The mayor has stated that we must look at the current workload of the department and reorganize. Her proposed budget last year had $2 million built in for a work demand analysis for HFD so we could start this process. This idea got scrapped during the budget process as council members put this money to other uses, including a summer jobs program.

Why are we organized so heavily around fire equipment and personnel when clearly, more emphasis is needed on emergency medical services? The numbers just don’t support our current operation.

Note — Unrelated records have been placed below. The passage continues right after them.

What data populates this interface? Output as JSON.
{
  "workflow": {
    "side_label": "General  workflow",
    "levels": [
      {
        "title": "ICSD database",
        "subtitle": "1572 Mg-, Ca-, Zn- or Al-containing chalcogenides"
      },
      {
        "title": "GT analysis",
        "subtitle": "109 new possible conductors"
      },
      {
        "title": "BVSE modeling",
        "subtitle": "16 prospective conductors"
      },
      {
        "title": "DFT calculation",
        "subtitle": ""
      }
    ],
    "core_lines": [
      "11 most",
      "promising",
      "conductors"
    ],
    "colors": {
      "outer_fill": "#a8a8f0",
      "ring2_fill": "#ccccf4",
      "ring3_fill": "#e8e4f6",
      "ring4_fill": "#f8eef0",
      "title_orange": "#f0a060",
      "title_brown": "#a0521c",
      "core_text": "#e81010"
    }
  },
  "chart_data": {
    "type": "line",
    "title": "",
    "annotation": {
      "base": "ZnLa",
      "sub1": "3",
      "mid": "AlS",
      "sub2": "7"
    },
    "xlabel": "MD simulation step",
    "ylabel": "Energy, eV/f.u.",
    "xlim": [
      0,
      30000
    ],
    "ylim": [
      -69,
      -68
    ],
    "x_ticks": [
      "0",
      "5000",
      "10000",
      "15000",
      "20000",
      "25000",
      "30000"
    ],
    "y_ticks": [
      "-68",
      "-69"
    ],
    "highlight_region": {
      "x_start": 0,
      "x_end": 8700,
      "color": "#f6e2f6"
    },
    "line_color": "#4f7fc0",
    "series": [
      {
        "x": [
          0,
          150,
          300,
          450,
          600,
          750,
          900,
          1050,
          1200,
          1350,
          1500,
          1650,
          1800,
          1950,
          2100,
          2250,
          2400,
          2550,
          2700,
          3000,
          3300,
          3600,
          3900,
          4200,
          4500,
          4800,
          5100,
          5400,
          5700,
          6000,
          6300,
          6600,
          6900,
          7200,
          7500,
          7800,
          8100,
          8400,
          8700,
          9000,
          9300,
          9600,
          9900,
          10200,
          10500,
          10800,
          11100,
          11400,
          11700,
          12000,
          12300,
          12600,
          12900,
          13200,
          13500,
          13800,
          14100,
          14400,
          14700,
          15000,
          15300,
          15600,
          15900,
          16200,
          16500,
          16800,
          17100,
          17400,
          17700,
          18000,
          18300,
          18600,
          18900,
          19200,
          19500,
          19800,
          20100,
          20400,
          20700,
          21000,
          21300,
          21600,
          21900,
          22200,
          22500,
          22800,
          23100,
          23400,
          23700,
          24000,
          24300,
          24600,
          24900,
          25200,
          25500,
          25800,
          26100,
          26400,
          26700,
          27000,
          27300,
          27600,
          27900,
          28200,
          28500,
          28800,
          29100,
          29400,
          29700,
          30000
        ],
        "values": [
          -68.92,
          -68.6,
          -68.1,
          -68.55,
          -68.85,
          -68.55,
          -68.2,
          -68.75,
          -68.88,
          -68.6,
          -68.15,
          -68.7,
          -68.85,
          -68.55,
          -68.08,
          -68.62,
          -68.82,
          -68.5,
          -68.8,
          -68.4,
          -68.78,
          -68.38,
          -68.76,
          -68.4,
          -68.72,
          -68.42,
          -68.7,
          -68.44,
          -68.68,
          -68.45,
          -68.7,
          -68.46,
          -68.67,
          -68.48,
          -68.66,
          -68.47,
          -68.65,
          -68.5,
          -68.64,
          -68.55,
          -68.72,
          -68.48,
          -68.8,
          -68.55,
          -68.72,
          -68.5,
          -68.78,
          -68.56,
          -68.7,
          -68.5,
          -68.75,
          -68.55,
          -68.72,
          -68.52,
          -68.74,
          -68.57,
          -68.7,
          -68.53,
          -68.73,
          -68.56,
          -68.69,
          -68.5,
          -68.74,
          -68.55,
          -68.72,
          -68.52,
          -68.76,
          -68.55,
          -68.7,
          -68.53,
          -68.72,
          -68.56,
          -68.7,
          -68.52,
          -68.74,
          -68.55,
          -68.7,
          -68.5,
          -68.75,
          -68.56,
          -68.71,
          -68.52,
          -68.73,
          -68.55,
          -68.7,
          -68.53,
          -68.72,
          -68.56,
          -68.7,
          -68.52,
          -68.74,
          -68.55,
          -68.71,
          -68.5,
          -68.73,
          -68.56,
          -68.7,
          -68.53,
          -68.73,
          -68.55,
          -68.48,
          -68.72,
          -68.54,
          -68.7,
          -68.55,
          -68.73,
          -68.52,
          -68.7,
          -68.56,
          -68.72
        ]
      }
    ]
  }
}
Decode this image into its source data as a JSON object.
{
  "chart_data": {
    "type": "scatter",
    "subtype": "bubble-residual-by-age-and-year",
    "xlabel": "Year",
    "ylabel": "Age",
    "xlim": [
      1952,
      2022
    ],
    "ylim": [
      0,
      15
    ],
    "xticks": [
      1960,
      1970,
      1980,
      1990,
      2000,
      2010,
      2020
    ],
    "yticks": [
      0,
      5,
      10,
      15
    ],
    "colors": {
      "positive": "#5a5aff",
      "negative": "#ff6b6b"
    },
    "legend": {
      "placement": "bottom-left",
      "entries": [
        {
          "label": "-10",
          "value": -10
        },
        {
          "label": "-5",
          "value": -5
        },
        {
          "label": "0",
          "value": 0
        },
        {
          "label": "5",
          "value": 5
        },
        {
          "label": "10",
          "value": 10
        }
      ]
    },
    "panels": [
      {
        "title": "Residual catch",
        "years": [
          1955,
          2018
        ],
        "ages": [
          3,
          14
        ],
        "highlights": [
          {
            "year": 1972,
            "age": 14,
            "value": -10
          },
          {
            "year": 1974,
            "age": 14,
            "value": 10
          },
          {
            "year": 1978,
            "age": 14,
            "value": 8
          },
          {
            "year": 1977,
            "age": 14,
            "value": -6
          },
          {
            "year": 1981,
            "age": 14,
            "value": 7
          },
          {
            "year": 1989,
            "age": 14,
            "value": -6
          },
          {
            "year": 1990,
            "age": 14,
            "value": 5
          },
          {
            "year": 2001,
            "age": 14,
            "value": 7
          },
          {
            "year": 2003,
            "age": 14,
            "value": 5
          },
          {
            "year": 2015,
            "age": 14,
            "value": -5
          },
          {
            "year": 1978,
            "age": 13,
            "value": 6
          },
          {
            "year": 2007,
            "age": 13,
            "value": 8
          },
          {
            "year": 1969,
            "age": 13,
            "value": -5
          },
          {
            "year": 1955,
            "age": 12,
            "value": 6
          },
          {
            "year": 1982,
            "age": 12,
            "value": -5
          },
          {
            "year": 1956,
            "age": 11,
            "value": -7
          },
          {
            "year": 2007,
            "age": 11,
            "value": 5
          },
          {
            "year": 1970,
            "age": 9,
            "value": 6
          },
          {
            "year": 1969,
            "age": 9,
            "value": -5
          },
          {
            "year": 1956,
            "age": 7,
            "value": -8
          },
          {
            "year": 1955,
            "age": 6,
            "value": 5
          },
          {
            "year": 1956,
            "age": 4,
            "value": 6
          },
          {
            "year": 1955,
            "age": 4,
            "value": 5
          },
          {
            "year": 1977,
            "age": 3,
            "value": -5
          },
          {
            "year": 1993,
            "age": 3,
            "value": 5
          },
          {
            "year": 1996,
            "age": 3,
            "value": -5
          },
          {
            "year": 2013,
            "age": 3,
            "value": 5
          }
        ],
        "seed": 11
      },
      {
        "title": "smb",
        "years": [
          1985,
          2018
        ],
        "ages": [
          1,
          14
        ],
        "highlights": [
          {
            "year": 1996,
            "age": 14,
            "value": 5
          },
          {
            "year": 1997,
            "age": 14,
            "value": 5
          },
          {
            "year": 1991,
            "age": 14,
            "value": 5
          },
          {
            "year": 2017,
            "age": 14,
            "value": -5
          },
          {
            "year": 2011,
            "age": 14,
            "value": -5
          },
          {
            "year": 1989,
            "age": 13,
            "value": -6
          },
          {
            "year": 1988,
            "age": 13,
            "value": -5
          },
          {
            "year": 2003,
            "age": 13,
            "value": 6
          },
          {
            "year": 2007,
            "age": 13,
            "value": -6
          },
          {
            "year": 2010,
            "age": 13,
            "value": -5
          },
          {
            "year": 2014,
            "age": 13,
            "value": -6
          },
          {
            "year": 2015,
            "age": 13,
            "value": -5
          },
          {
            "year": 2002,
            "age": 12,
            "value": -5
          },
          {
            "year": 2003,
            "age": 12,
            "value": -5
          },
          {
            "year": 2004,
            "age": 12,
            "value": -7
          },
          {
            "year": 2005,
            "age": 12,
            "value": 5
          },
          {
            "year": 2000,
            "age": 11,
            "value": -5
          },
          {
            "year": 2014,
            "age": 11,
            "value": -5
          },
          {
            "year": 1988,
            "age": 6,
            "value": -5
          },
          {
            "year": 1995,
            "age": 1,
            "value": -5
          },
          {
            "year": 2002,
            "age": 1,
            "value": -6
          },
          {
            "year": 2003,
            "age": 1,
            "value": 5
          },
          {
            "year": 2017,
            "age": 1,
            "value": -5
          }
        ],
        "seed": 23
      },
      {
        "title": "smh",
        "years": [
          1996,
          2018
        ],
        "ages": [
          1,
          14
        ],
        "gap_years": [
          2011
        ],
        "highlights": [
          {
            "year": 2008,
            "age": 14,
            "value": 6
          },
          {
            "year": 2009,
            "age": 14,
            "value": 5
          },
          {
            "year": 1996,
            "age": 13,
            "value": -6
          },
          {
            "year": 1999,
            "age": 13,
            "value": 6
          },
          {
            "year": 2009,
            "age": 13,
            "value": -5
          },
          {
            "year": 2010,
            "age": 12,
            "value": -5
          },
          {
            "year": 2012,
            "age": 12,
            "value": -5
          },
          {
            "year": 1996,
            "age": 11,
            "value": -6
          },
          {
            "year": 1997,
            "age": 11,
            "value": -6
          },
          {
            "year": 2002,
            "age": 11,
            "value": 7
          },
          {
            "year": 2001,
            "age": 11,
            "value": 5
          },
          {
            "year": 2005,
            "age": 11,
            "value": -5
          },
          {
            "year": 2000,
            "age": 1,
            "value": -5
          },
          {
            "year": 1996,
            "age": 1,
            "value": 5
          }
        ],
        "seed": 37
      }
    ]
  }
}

I’ve been told the reason we have more fire engine and ladder companies than ambulances is so we can maintain our No. 1 Insurance Services Office (ISO) rating and keep homeowners’ insurance rates low. ISO is a private, for-profit company which has developed a huge database for providing statistical information to evaluate potential risk in certain areas.

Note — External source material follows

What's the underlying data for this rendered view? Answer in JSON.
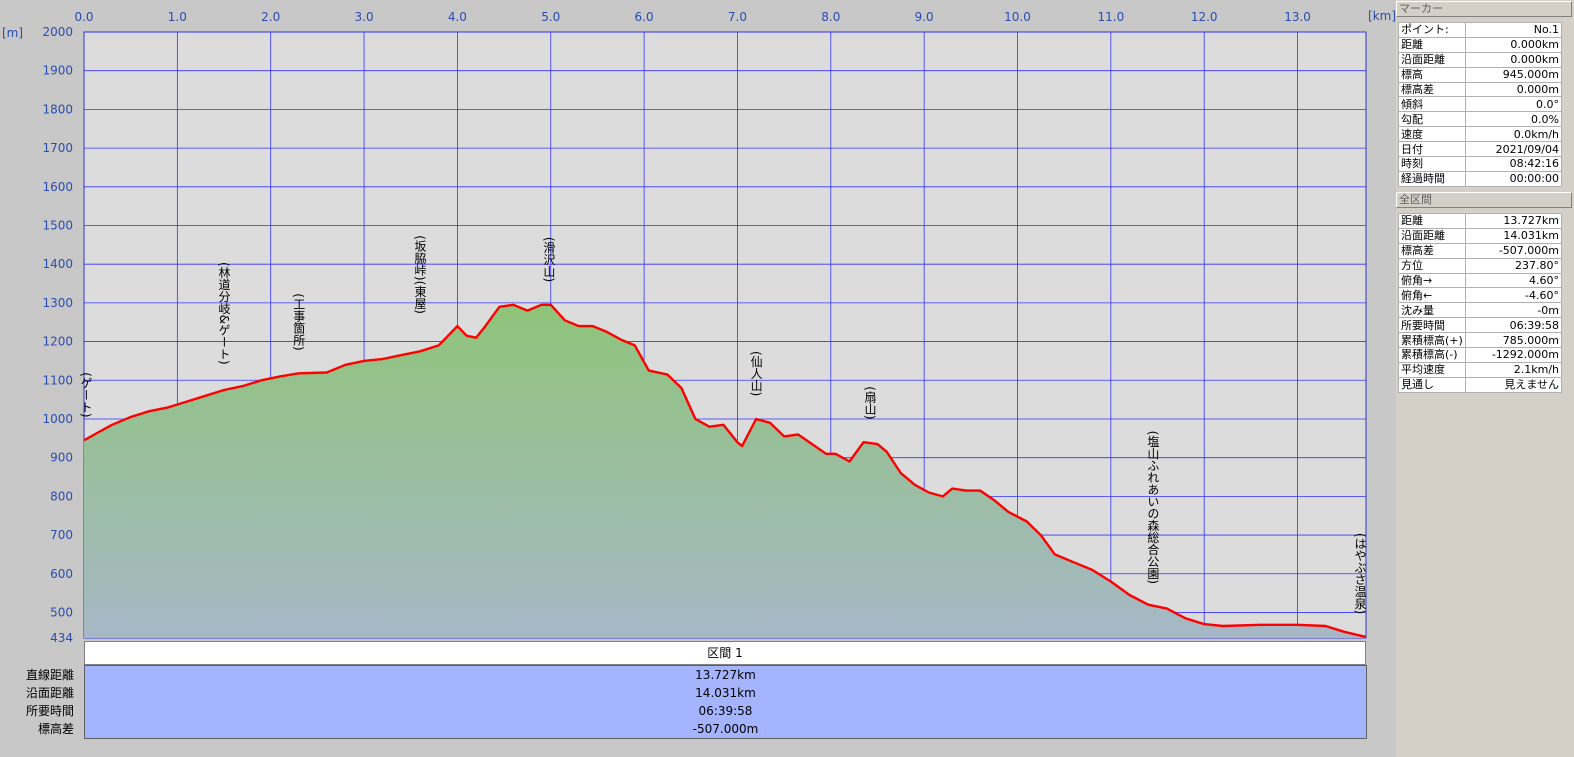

Fire departments often use the structure of the ISO rating to justify resources during the budget process. In 1997, Texas became one of the last states to adopt ISO’s Public Protection Classification System. Texas, while adopting the system, does not require insurance providers to use the ISO rating, allowing some companies to use their own data. State Farm, the nation’s largest insurance company was the first to stop using the ISO rating system in 2001. Instead of using theoretical data loss, State Farm looks at actual loss within a zip code.

I’m not sure how dependent we need to be on the No. 1 ISO rating. Research indicates that now ISO ratings might have very little effect on homeowners’ insurance rates since some insurance companies do not even rely on them. I’m not suggesting we lower standards in any way when it comes to protecting our citizens. I just want to make sure we are smart about allocating all of our HFD resources, including overtime.

We need to make sure our fire and emergency service delivery model makes sense for Houston in 2014 and adjust accordingly. Until then, budget shortfalls will surely continue.

The point about EMS versus fire services is a strong one, and given that this kind of shortfall is not unprecedented, it makes sense to me that the city ought to do that study CM Costello suggests. Maybe with a more efficient allocation of resources, we can then get serious about hiring more firefighters and EMTs, since as with HPD there is a looming retirement crisis among the current ranks. I’d like to see that work demand analysis get funded in the next budget. Anyone with more expertise in these matters want to comment about that?